Güzel Türkçe'mizde bulunan ve kişiler ve kurumlar arası iletişimin temel yapıtaşı olan kelimelerin eş anlamlı (anlamdaş) sözcüklere sahip olmasının yanında anlamlarının tamamen karşıtını ifade eden zıt anlamlıları da bulunmaktadır. Eğitim - öğretim kurumlarında kendilerini geleceğe hazırlayan öğrencilere Türkçe derslerinde konu olarak öğretilen bu kelimeler okuldaki yazılı - sözlü sınavlarda ve merkezi lise ve üniversite sınavlarında Türkçe derslerinde soru şeklinde karşımıza çıkabilmektedir. Öte yandan gündelik yaşamda konuşurken ve yazarken anlatmak istediğimiz konunun karşıtını ifade etmek istediğimizde bizlere yardımcı olmaktadır. Çözdüğü bulmacada soru olarak, okuduğu makale, dergi, kitap, haber ve daha pek çok türde dijital ve basılı kaynakta Taze kelimesine denk gelen ve karşıt anlamıyla ilgili bilgi sahibi olmak isteyenler "Taze Zıt Anlamlısı Nedir?" sorusu üzerinde araştırmalarını sürdürüyor. Türk Dil Kurumu (TDK) güncel Türkçe sözlük kaynaklı olarak merak edilen Taze Zıt Anlamlısı Nedir? sorusu cevabı ve daha net anlaşılabilmesi için Türk Edebiyatı'nın en başarılı kalemlerinin eserlerinden örnek ifadelerle açıklamaları şu şekilde;
Farsça kökenli taze kelimesinin Türk Dil Kurumu (TDK) güncel Türkçe sözlük kaynağında yer alan zıt anlamlı (karşıt) sözcükleri
şeklinde yer almaktadır.
TDK sözlüğünde yer alan bilgilere göre taze kelimesinin eş anlamlısı olan sözcükler
olarak yer almaktadır.
Farsça'dan Türkçe'ye geçen taze kelimesinin Türk Dil Kurumu (TDK) GÜNCEL Türkçe sözlük kaynağında yer alan isim ve sıfat türlerindeki anlamları ve örnekli açıklamaları şöyle;
Buna örnek olarak Yusuf Ziya Ortaç'ın eserinde yer alan
"Beyaz peyniri, ekmeğin taze kabuğuna sarıp ağzıma sokuyorum."
ifadesi verilebilir.
Memduh Şevket Esendal'ın eserindeki
"Yüzü taze, taravetli ve güzeldi."
ifadesi buna örnek olarak gösterilebilir.

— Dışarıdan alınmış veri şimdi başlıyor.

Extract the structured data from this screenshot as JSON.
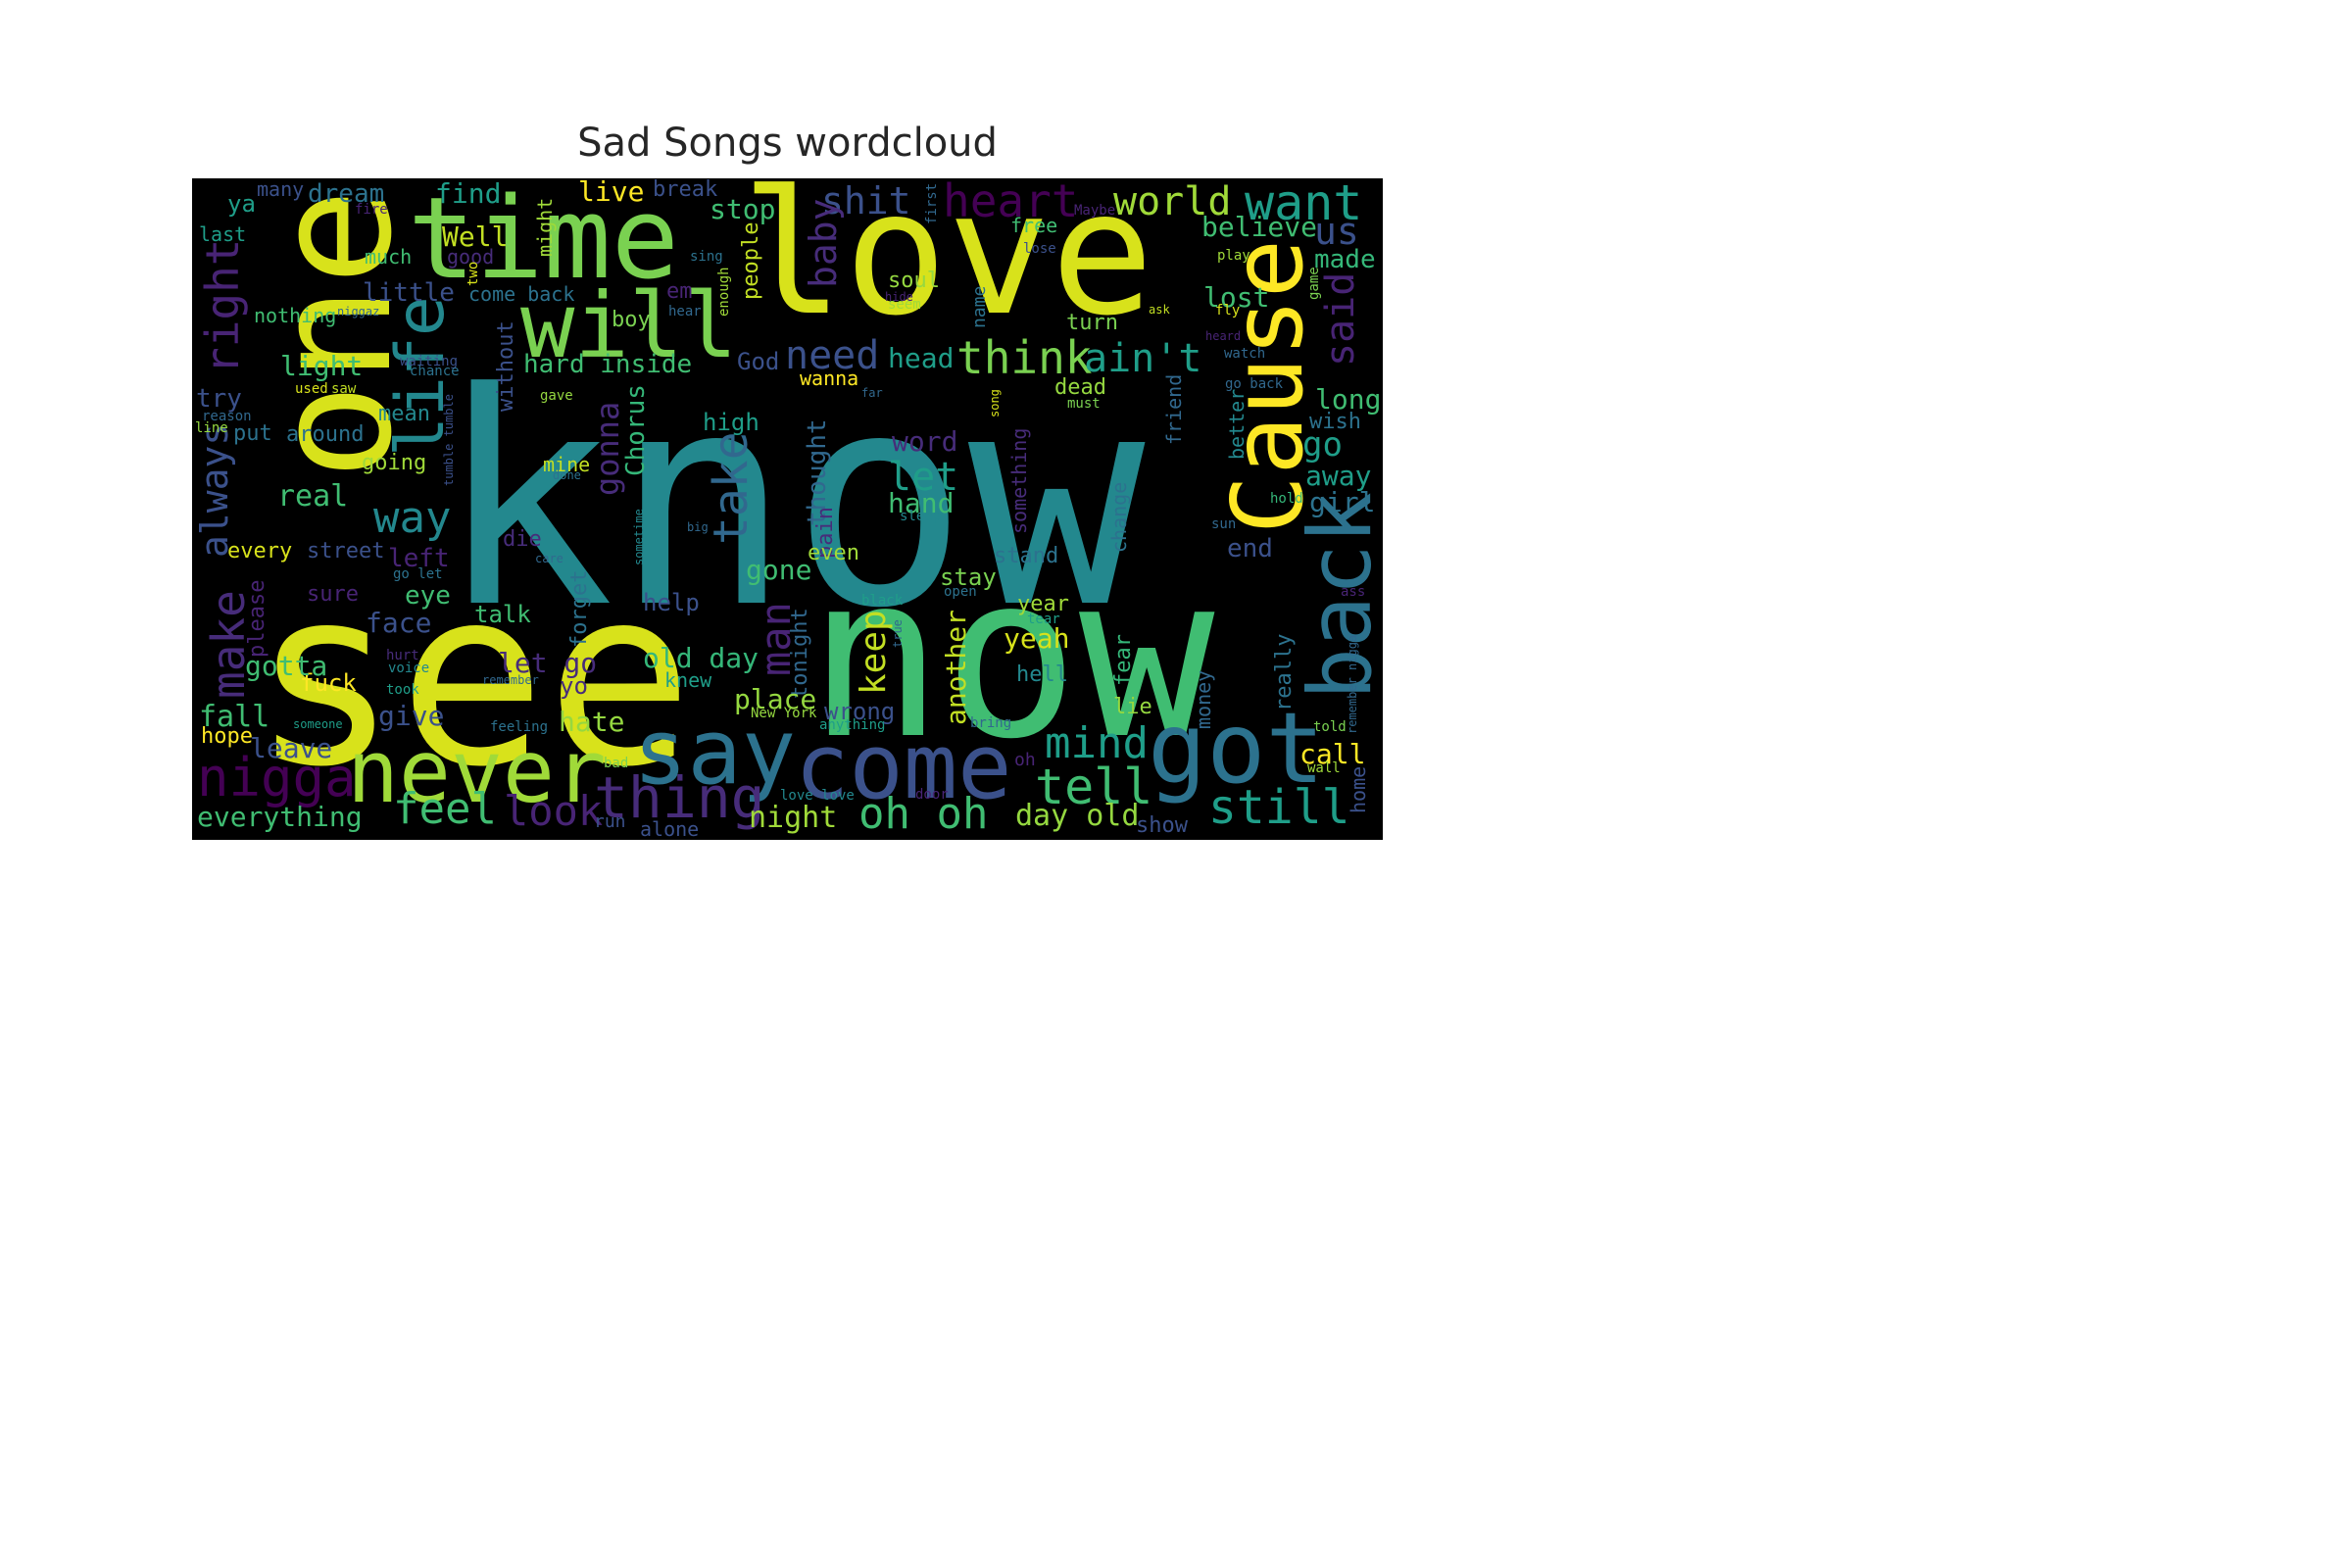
{
  "title": "Sad Songs wordcloud",
  "palette": {
    "yellow": "#d8e21b",
    "lime": "#95d840",
    "green": "#40bd72",
    "teal": "#23888e",
    "cyan": "#1f9e89",
    "blue": "#2c728e",
    "indigo": "#3b518b",
    "purple": "#472c7a",
    "violet": "#440154",
    "background": "#000000"
  },
  "words": [
    {
      "id": "know",
      "text": "know",
      "color": "#23888e"
    },
    {
      "id": "see",
      "text": "see",
      "color": "#d8e21b"
    },
    {
      "id": "now",
      "text": "now",
      "color": "#40bd72"
    },
    {
      "id": "one",
      "text": "one",
      "color": "#d8e21b"
    },
    {
      "id": "love",
      "text": "love",
      "color": "#d8e21b"
    },
    {
      "id": "time",
      "text": "time",
      "color": "#7ad151"
    },
    {
      "id": "will",
      "text": "will",
      "color": "#7ad151"
    },
    {
      "id": "life",
      "text": "life",
      "color": "#23888e"
    },
    {
      "id": "cause",
      "text": "Cause",
      "color": "#fde725"
    },
    {
      "id": "back",
      "text": "back",
      "color": "#2c728e"
    },
    {
      "id": "say",
      "text": "say",
      "color": "#2c728e"
    },
    {
      "id": "come",
      "text": "come",
      "color": "#3b518b"
    },
    {
      "id": "got",
      "text": "got",
      "color": "#2c728e"
    },
    {
      "id": "never",
      "text": "never",
      "color": "#a0da39"
    },
    {
      "id": "nigga",
      "text": "nigga",
      "color": "#440154"
    },
    {
      "id": "feel",
      "text": "feel",
      "color": "#40bd72"
    },
    {
      "id": "look",
      "text": "look",
      "color": "#482475"
    },
    {
      "id": "thing",
      "text": "thing",
      "color": "#472c7a"
    },
    {
      "id": "oh_oh",
      "text": "oh oh",
      "color": "#40bd72"
    },
    {
      "id": "still",
      "text": "still",
      "color": "#1f9e89"
    },
    {
      "id": "tell",
      "text": "tell",
      "color": "#40bd72"
    },
    {
      "id": "mind",
      "text": "mind",
      "color": "#1f9e89"
    },
    {
      "id": "day_old",
      "text": "day old",
      "color": "#95d840"
    },
    {
      "id": "night",
      "text": "night",
      "color": "#a0da39"
    },
    {
      "id": "everything",
      "text": "everything",
      "color": "#40bd72"
    },
    {
      "id": "want",
      "text": "want",
      "color": "#1f9e89"
    },
    {
      "id": "world",
      "text": "world",
      "color": "#a0da39"
    },
    {
      "id": "heart",
      "text": "heart",
      "color": "#440154"
    },
    {
      "id": "shit",
      "text": "shit",
      "color": "#3b518b"
    },
    {
      "id": "us",
      "text": "us",
      "color": "#3b518b"
    },
    {
      "id": "believe",
      "text": "believe",
      "color": "#40bd72"
    },
    {
      "id": "made",
      "text": "made",
      "color": "#35b779"
    },
    {
      "id": "said",
      "text": "said",
      "color": "#482475"
    },
    {
      "id": "right",
      "text": "right",
      "color": "#482475"
    },
    {
      "id": "make",
      "text": "make",
      "color": "#472c7a"
    },
    {
      "id": "always",
      "text": "always",
      "color": "#3b518b"
    },
    {
      "id": "find",
      "text": "find",
      "color": "#1f9e89"
    },
    {
      "id": "dream",
      "text": "dream",
      "color": "#2c728e"
    },
    {
      "id": "many",
      "text": "many",
      "color": "#3b518b"
    },
    {
      "id": "ya",
      "text": "ya",
      "color": "#1f9e89"
    },
    {
      "id": "last",
      "text": "last",
      "color": "#1f9e89"
    },
    {
      "id": "well",
      "text": "Well",
      "color": "#c2df23"
    },
    {
      "id": "much",
      "text": "much",
      "color": "#40bd72"
    },
    {
      "id": "good",
      "text": "good",
      "color": "#472c7a"
    },
    {
      "id": "little",
      "text": "little",
      "color": "#3b518b"
    },
    {
      "id": "come_back",
      "text": "come back",
      "color": "#2c728e"
    },
    {
      "id": "nothing",
      "text": "nothing",
      "color": "#40bd72"
    },
    {
      "id": "niggaz",
      "text": "niggaz",
      "color": "#31688e"
    },
    {
      "id": "boy",
      "text": "boy",
      "color": "#7ad151"
    },
    {
      "id": "light",
      "text": "light",
      "color": "#40bd72"
    },
    {
      "id": "hard_inside",
      "text": "hard inside",
      "color": "#40bd72"
    },
    {
      "id": "live",
      "text": "live",
      "color": "#fde725"
    },
    {
      "id": "break",
      "text": "break",
      "color": "#3b518b"
    },
    {
      "id": "stop",
      "text": "stop",
      "color": "#40bd72"
    },
    {
      "id": "might",
      "text": "might",
      "color": "#a0da39"
    },
    {
      "id": "baby",
      "text": "baby",
      "color": "#472c7a"
    },
    {
      "id": "people",
      "text": "people",
      "color": "#c2df23"
    },
    {
      "id": "need",
      "text": "need",
      "color": "#3b518b"
    },
    {
      "id": "god",
      "text": "God",
      "color": "#3b518b"
    },
    {
      "id": "head",
      "text": "head",
      "color": "#1f9e89"
    },
    {
      "id": "think",
      "text": "think",
      "color": "#7ad151"
    },
    {
      "id": "aint",
      "text": "ain't",
      "color": "#1f9e89"
    },
    {
      "id": "wanna",
      "text": "wanna",
      "color": "#fde725"
    },
    {
      "id": "soul",
      "text": "soul",
      "color": "#95d840"
    },
    {
      "id": "seem",
      "text": "seem",
      "color": "#a0da39"
    },
    {
      "id": "free",
      "text": "free",
      "color": "#40bd72"
    },
    {
      "id": "lose",
      "text": "lose",
      "color": "#3b518b"
    },
    {
      "id": "turn",
      "text": "turn",
      "color": "#7ad151"
    },
    {
      "id": "lost",
      "text": "lost",
      "color": "#40bd72"
    },
    {
      "id": "ask",
      "text": "ask",
      "color": "#c2df23"
    },
    {
      "id": "name",
      "text": "name",
      "color": "#2c728e"
    },
    {
      "id": "fly",
      "text": "fly",
      "color": "#d8e21b"
    },
    {
      "id": "heard",
      "text": "heard",
      "color": "#482475"
    },
    {
      "id": "watch",
      "text": "watch",
      "color": "#31688e"
    },
    {
      "id": "go_back",
      "text": "go back",
      "color": "#31688e"
    },
    {
      "id": "long",
      "text": "long",
      "color": "#40bd72"
    },
    {
      "id": "wish",
      "text": "wish",
      "color": "#2c728e"
    },
    {
      "id": "go",
      "text": "go",
      "color": "#1f9e89"
    },
    {
      "id": "away",
      "text": "away",
      "color": "#1f9e89"
    },
    {
      "id": "girl",
      "text": "girl",
      "color": "#2c728e"
    },
    {
      "id": "end",
      "text": "end",
      "color": "#3b518b"
    },
    {
      "id": "better",
      "text": "better",
      "color": "#23888e"
    },
    {
      "id": "friend",
      "text": "friend",
      "color": "#31688e"
    },
    {
      "id": "dead",
      "text": "dead",
      "color": "#95d840"
    },
    {
      "id": "must",
      "text": "must",
      "color": "#7ad151"
    },
    {
      "id": "far",
      "text": "far",
      "color": "#31688e"
    },
    {
      "id": "song",
      "text": "song",
      "color": "#d8e21b"
    },
    {
      "id": "without",
      "text": "without",
      "color": "#3b518b"
    },
    {
      "id": "gave",
      "text": "gave",
      "color": "#95d840"
    },
    {
      "id": "take",
      "text": "take",
      "color": "#31688e"
    },
    {
      "id": "thought",
      "text": "thought",
      "color": "#31688e"
    },
    {
      "id": "pain",
      "text": "pain",
      "color": "#472c7a"
    },
    {
      "id": "word",
      "text": "word",
      "color": "#472c7a"
    },
    {
      "id": "let",
      "text": "let",
      "color": "#1f9e89"
    },
    {
      "id": "hand",
      "text": "hand",
      "color": "#40bd72"
    },
    {
      "id": "sleep",
      "text": "sleep",
      "color": "#23888e"
    },
    {
      "id": "high",
      "text": "high",
      "color": "#1f9e89"
    },
    {
      "id": "gonna",
      "text": "gonna",
      "color": "#472c7a"
    },
    {
      "id": "chorus",
      "text": "Chorus",
      "color": "#35b779"
    },
    {
      "id": "mine",
      "text": "mine",
      "color": "#c2df23"
    },
    {
      "id": "done",
      "text": "done",
      "color": "#2c728e"
    },
    {
      "id": "tumble",
      "text": "tumble tumble",
      "color": "#3b518b"
    },
    {
      "id": "sometime",
      "text": "sometime",
      "color": "#23888e"
    },
    {
      "id": "big",
      "text": "big",
      "color": "#31688e"
    },
    {
      "id": "gone",
      "text": "gone",
      "color": "#40bd72"
    },
    {
      "id": "even",
      "text": "even",
      "color": "#a0da39"
    },
    {
      "id": "something",
      "text": "something",
      "color": "#472c7a"
    },
    {
      "id": "stand",
      "text": "stand",
      "color": "#2c728e"
    },
    {
      "id": "change",
      "text": "change",
      "color": "#2c728e"
    },
    {
      "id": "hold",
      "text": "hold",
      "color": "#35b779"
    },
    {
      "id": "sun",
      "text": "sun",
      "color": "#31688e"
    },
    {
      "id": "stay",
      "text": "stay",
      "color": "#7ad151"
    },
    {
      "id": "open",
      "text": "open",
      "color": "#2c728e"
    },
    {
      "id": "year",
      "text": "year",
      "color": "#a0da39"
    },
    {
      "id": "tear",
      "text": "tear",
      "color": "#1f9e89"
    },
    {
      "id": "yeah",
      "text": "yeah",
      "color": "#d8e21b"
    },
    {
      "id": "another",
      "text": "another",
      "color": "#c2df23"
    },
    {
      "id": "fear",
      "text": "fear",
      "color": "#35b779"
    },
    {
      "id": "hell",
      "text": "hell",
      "color": "#23888e"
    },
    {
      "id": "really",
      "text": "really",
      "color": "#2c728e"
    },
    {
      "id": "money",
      "text": "money",
      "color": "#31688e"
    },
    {
      "id": "ass",
      "text": "ass",
      "color": "#482475"
    },
    {
      "id": "remember_nigga",
      "text": "remember nigga",
      "color": "#31688e"
    },
    {
      "id": "lie",
      "text": "lie",
      "color": "#95d840"
    },
    {
      "id": "call",
      "text": "call",
      "color": "#fde725"
    },
    {
      "id": "told",
      "text": "told",
      "color": "#7ad151"
    },
    {
      "id": "wall",
      "text": "wall",
      "color": "#a0da39"
    },
    {
      "id": "home",
      "text": "home",
      "color": "#3b518b"
    },
    {
      "id": "show",
      "text": "show",
      "color": "#3b518b"
    },
    {
      "id": "bring",
      "text": "bring",
      "color": "#31688e"
    },
    {
      "id": "oh",
      "text": "oh",
      "color": "#482475"
    },
    {
      "id": "door",
      "text": "door",
      "color": "#482475"
    },
    {
      "id": "love_love",
      "text": "love love",
      "color": "#23888e"
    },
    {
      "id": "anything",
      "text": "anything",
      "color": "#1f9e89"
    },
    {
      "id": "new_york",
      "text": "New York",
      "color": "#95d840"
    },
    {
      "id": "wrong",
      "text": "wrong",
      "color": "#3b518b"
    },
    {
      "id": "keep",
      "text": "keep",
      "color": "#c2df23"
    },
    {
      "id": "black",
      "text": "black",
      "color": "#1f9e89"
    },
    {
      "id": "true",
      "text": "true",
      "color": "#31688e"
    },
    {
      "id": "tonight",
      "text": "tonight",
      "color": "#31688e"
    },
    {
      "id": "place",
      "text": "place",
      "color": "#95d840"
    },
    {
      "id": "man",
      "text": "man",
      "color": "#482475"
    },
    {
      "id": "old_day",
      "text": "old day",
      "color": "#35b779"
    },
    {
      "id": "help",
      "text": "help",
      "color": "#3b518b"
    },
    {
      "id": "knew",
      "text": "knew",
      "color": "#1f9e89"
    },
    {
      "id": "forget",
      "text": "forget",
      "color": "#2c728e"
    },
    {
      "id": "let_go",
      "text": "let go",
      "color": "#472c7a"
    },
    {
      "id": "yo",
      "text": "yo",
      "color": "#472c7a"
    },
    {
      "id": "hate",
      "text": "hate",
      "color": "#95d840"
    },
    {
      "id": "run",
      "text": "run",
      "color": "#3b518b"
    },
    {
      "id": "alone",
      "text": "alone",
      "color": "#3b518b"
    },
    {
      "id": "bad",
      "text": "bad",
      "color": "#7ad151"
    },
    {
      "id": "talk",
      "text": "talk",
      "color": "#40bd72"
    },
    {
      "id": "remember",
      "text": "remember",
      "color": "#31688e"
    },
    {
      "id": "took",
      "text": "took",
      "color": "#1f9e89"
    },
    {
      "id": "feeling",
      "text": "feeling",
      "color": "#2c728e"
    },
    {
      "id": "someone",
      "text": "someone",
      "color": "#1f9e89"
    },
    {
      "id": "care",
      "text": "care",
      "color": "#31688e"
    },
    {
      "id": "die",
      "text": "die",
      "color": "#472c7a"
    },
    {
      "id": "left",
      "text": "left",
      "color": "#482475"
    },
    {
      "id": "eye",
      "text": "eye",
      "color": "#40bd72"
    },
    {
      "id": "face",
      "text": "face",
      "color": "#3b518b"
    },
    {
      "id": "give",
      "text": "give",
      "color": "#3b518b"
    },
    {
      "id": "hurt",
      "text": "hurt",
      "color": "#472c7a"
    },
    {
      "id": "voice",
      "text": "voice",
      "color": "#23888e"
    },
    {
      "id": "fuck",
      "text": "fuck",
      "color": "#fde725"
    },
    {
      "id": "gotta",
      "text": "gotta",
      "color": "#40bd72"
    },
    {
      "id": "sure",
      "text": "sure",
      "color": "#482475"
    },
    {
      "id": "please",
      "text": "please",
      "color": "#482475"
    },
    {
      "id": "fall",
      "text": "fall",
      "color": "#40bd72"
    },
    {
      "id": "hope",
      "text": "hope",
      "color": "#fde725"
    },
    {
      "id": "leave",
      "text": "leave",
      "color": "#3b518b"
    },
    {
      "id": "every",
      "text": "every",
      "color": "#d8e21b"
    },
    {
      "id": "street",
      "text": "street",
      "color": "#3b518b"
    },
    {
      "id": "go_let",
      "text": "go let",
      "color": "#2c728e"
    },
    {
      "id": "real",
      "text": "real",
      "color": "#40bd72"
    },
    {
      "id": "way",
      "text": "way",
      "color": "#23888e"
    },
    {
      "id": "going",
      "text": "going",
      "color": "#a0da39"
    },
    {
      "id": "around",
      "text": "around",
      "color": "#2c728e"
    },
    {
      "id": "mean",
      "text": "mean",
      "color": "#23888e"
    },
    {
      "id": "put",
      "text": "put",
      "color": "#2c728e"
    },
    {
      "id": "try",
      "text": "try",
      "color": "#3b518b"
    },
    {
      "id": "reason",
      "text": "reason",
      "color": "#31688e"
    },
    {
      "id": "line",
      "text": "line",
      "color": "#95d840"
    },
    {
      "id": "used",
      "text": "used",
      "color": "#d8e21b"
    },
    {
      "id": "saw",
      "text": "saw",
      "color": "#c2df23"
    },
    {
      "id": "waiting",
      "text": "waiting",
      "color": "#3b518b"
    },
    {
      "id": "chance",
      "text": "chance",
      "color": "#2c728e"
    },
    {
      "id": "two",
      "text": "two",
      "color": "#d8e21b"
    },
    {
      "id": "em",
      "text": "em",
      "color": "#482475"
    },
    {
      "id": "hear",
      "text": "hear",
      "color": "#31688e"
    },
    {
      "id": "enough",
      "text": "enough",
      "color": "#a0da39"
    },
    {
      "id": "sing",
      "text": "sing",
      "color": "#2c728e"
    },
    {
      "id": "fire",
      "text": "fire",
      "color": "#482475"
    },
    {
      "id": "first",
      "text": "first",
      "color": "#31688e"
    },
    {
      "id": "maybe",
      "text": "Maybe",
      "color": "#482475"
    },
    {
      "id": "play",
      "text": "play",
      "color": "#a0da39"
    },
    {
      "id": "game",
      "text": "game",
      "color": "#7ad151"
    },
    {
      "id": "hide",
      "text": "hide",
      "color": "#482475"
    }
  ]
}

Cümle içerisinde kullanımına
"Ağaçların taze yaprakları akşamın serinliğini emiyormuş gibi duruyordu."
ifadesi örnek olarak gösterilebilir.
Halikarnas Balıkçısı'nın eserinde bulunan
"Orada okuduğum en taze havadis yirmi beş, otuz günlüktü."
cümlesi örnek olarak verilebilmektedir.